In previous articles, we have seen that containers are ” abstractplaces where applications run in the form of images.

PODs are the aggregation of multiple containers .

A service is the aggregation of several PODs .

The image in figure 1 shows the concept just explained.

Figure 1

 

All applications (images) present within the same POD will have the same (shared) IP address and the same Hostname (UTS NameSpace).

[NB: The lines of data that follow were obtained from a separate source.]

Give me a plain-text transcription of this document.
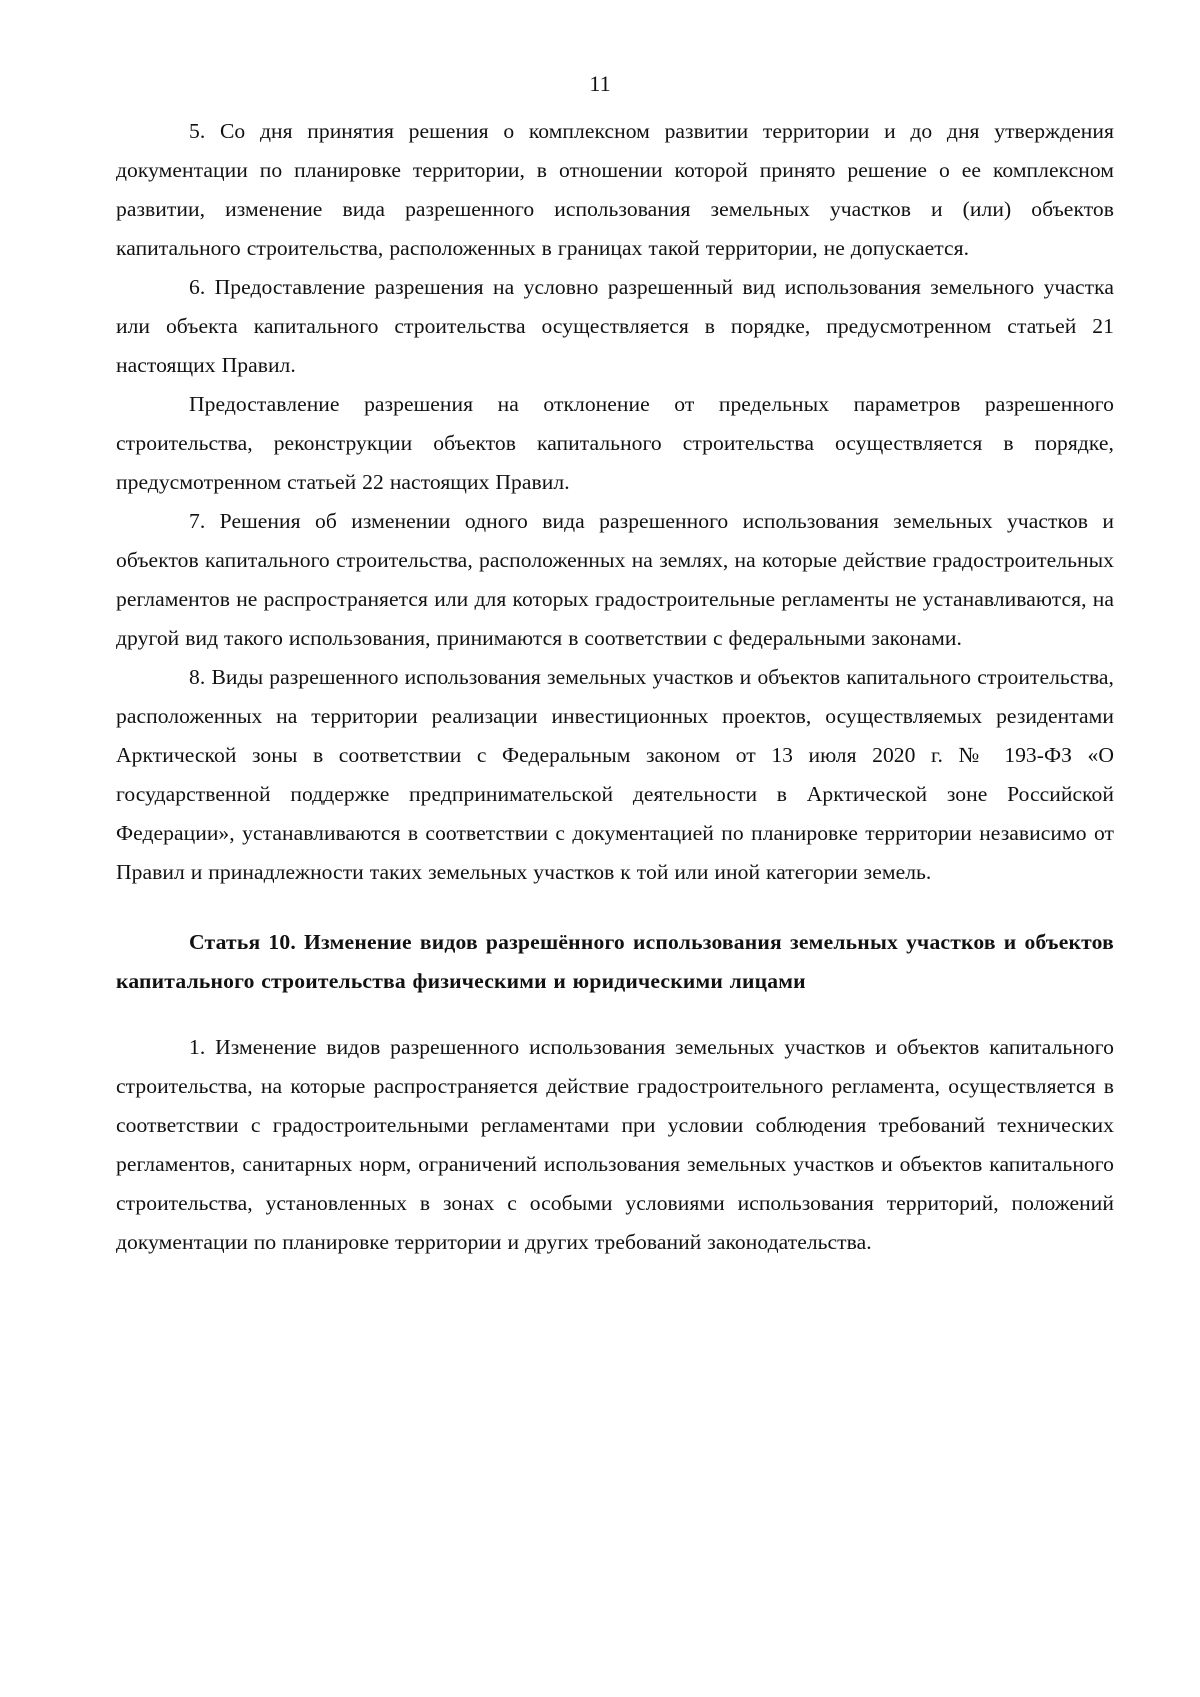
11

5. Со дня принятия решения о комплексном развитии территории и до дня утверждения документации по планировке территории, в отношении которой принято решение о ее комплексном развитии, изменение вида разрешенного использования земельных участков и (или) объектов капитального строительства, расположенных в границах такой территории, не допускается.

6. Предоставление разрешения на условно разрешенный вид использования земельного участка или объекта капитального строительства осуществляется в порядке, предусмотренном статьей 21 настоящих Правил.

Предоставление разрешения на отклонение от предельных параметров разрешенного строительства, реконструкции объектов капитального строительства осуществляется в порядке, предусмотренном статьей 22 настоящих Правил.

7. Решения об изменении одного вида разрешенного использования земельных участков и объектов капитального строительства, расположенных на землях, на которые действие градостроительных регламентов не распространяется или для которых градостроительные регламенты не устанавливаются, на другой вид такого использования, принимаются в соответствии с федеральными законами.

8. Виды разрешенного использования земельных участков и объектов капитального строительства, расположенных на территории реализации инвестиционных проектов, осуществляемых резидентами Арктической зоны в соответствии с Федеральным законом от 13 июля 2020 г. № 193-ФЗ «О государственной поддержке предпринимательской деятельности в Арктической зоне Российской Федерации», устанавливаются в соответствии с документацией по планировке территории независимо от Правил и принадлежности таких земельных участков к той или иной категории земель.

Статья 10. Изменение видов разрешённого использования земельных участков и объектов капитального строительства физическими и юридическими лицами

1. Изменение видов разрешенного использования земельных участков и объектов капитального строительства, на которые распространяется действие градостроительного регламента, осуществляется в соответствии с градостроительными регламентами при условии соблюдения требований технических регламентов, санитарных норм, ограничений использования земельных участков и объектов капитального строительства, установленных в зонах с особыми условиями использования территорий, положений документации по планировке территории и других требований законодательства.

Communication between containers within the same HOST occurs through POSIX or System V IPCs

Now imagine you want to provide the ” the-gable-svc ” service, built with two images (containers): a Database and a Front-End.

During the design phase, is it better to design a single POD that contains the two containers ( figure 2 ) or two PODs with a container each ( figure 3 )? ( 1POD x 2 CONTAINER or 2 POD x 1 CONTAINER )

Figure 2

Figure 3

To answer accurately, you need to understand which application needs the most scalability and flexibility.

In our example it is the DB that could require more resources (RAM & CPU) to manage access peaks.

If I had designed a single POD, the increase in resources would involve both applications, effectively not optimizing energy expenditure.

Note 1: CPU & RAM resources are allocated during POD creation.

Is it always better to create more PODs?

This latter statement does not align with K8s’ resilience policy, where PODs should run on different physical hosts ( k8s is a cluster).

To resolve the demise, there is a good rule :

If the service works fine even though the PODs are spread across multiple hosts, then it is better to use multiple PODs (Figure 2).

Figure 4 shows the contents of the mysql-pod.yaml file that creates the POD for the mySQL application.

Figure 4

Let’s see the basic POD management syntax:

  • To start it just run the command: kubectl apply -f mysql-pod.yaml
  • To check its status: kubectl get pods
  • To get all the details: kubectl describe pods some-mysql
  • If we wanted to delete it: kubectl delete -f mysql-pod.yaml

For today it’s all in a little bit where we will talk about Access to the POD, how to copy files and much more.